В двери стоял, почти подпирая макушкой притолоку, Коннерни.

– И какие же у меня возможности выбора? – спросил он.

– Э-э, – проблеял я.

Он обошел меня, оглядел построенный мной на рабочем столе зиггурат из коробочек с чаем. Снял с него одну из верхних, прочитал надпись на ней:

– «Взрыв самбука».

И взглянул на меня, ожидая комментария.

– Пикантный, – сообщил я.

Он вернул коробочку назад.

– А вы меня не узнали, верно?

Я жестом показал, что нет, не узнал.

– Даю намек, – сказал он. – Готовы? Значит, так: недостаточно делать то, что было бы достойным нравственно и отвечало закону; деяние должно совершаться во имя закона. – Он улыбнулся: – Соображения имеются?

Появился Зителли:

– Вижу, вечеринку перенесли сюда?

– Э-э… – выдавил я.

– Итак, ваш ответ? – спросил Коннерни.

Я покачал головой.

– «Кант и Идеал Просвещения». – И он ткнул в меня пальцем: – Вы были моим АП.

К Зителли:

– Он был моим АП.

– Что такое АП? [29] – поинтересовался Зителли.
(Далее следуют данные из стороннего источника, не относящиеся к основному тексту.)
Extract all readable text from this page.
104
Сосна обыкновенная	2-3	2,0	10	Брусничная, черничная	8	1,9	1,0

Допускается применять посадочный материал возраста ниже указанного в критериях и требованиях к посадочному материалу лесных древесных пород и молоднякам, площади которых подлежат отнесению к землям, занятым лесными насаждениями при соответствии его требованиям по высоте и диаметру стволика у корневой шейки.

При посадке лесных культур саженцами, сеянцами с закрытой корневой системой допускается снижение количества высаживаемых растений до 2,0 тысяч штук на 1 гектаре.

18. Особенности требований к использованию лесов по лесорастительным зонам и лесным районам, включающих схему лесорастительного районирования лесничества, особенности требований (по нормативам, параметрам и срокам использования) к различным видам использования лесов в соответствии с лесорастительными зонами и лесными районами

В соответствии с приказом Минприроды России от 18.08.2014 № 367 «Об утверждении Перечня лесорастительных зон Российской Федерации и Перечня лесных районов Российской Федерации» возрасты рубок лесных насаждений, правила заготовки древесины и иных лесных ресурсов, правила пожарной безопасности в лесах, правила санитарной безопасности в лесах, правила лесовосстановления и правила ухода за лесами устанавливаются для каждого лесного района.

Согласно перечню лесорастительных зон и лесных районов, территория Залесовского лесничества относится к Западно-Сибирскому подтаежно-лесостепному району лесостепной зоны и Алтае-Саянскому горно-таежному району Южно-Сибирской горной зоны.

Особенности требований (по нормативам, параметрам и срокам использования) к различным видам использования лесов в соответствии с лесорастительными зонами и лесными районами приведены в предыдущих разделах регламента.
– То, что ваши люди называют «задрот».

– Наши люди?

– Немытое большинство, оно же простой народ.

– Вот же типчик… Семнадцать лет проработал в полиции, а более наглого ублюдка я не встречал.

– Ха-ха, – выдавил я.

– Совсем меня не помните? – спросил Коннерни.

– А ко… э-э. Когда…

– Первый семестр моего последнего курса. Стало быть, осень две тысячи второго.

– Я… Простите. За многие годы у меня было столько студентов, что…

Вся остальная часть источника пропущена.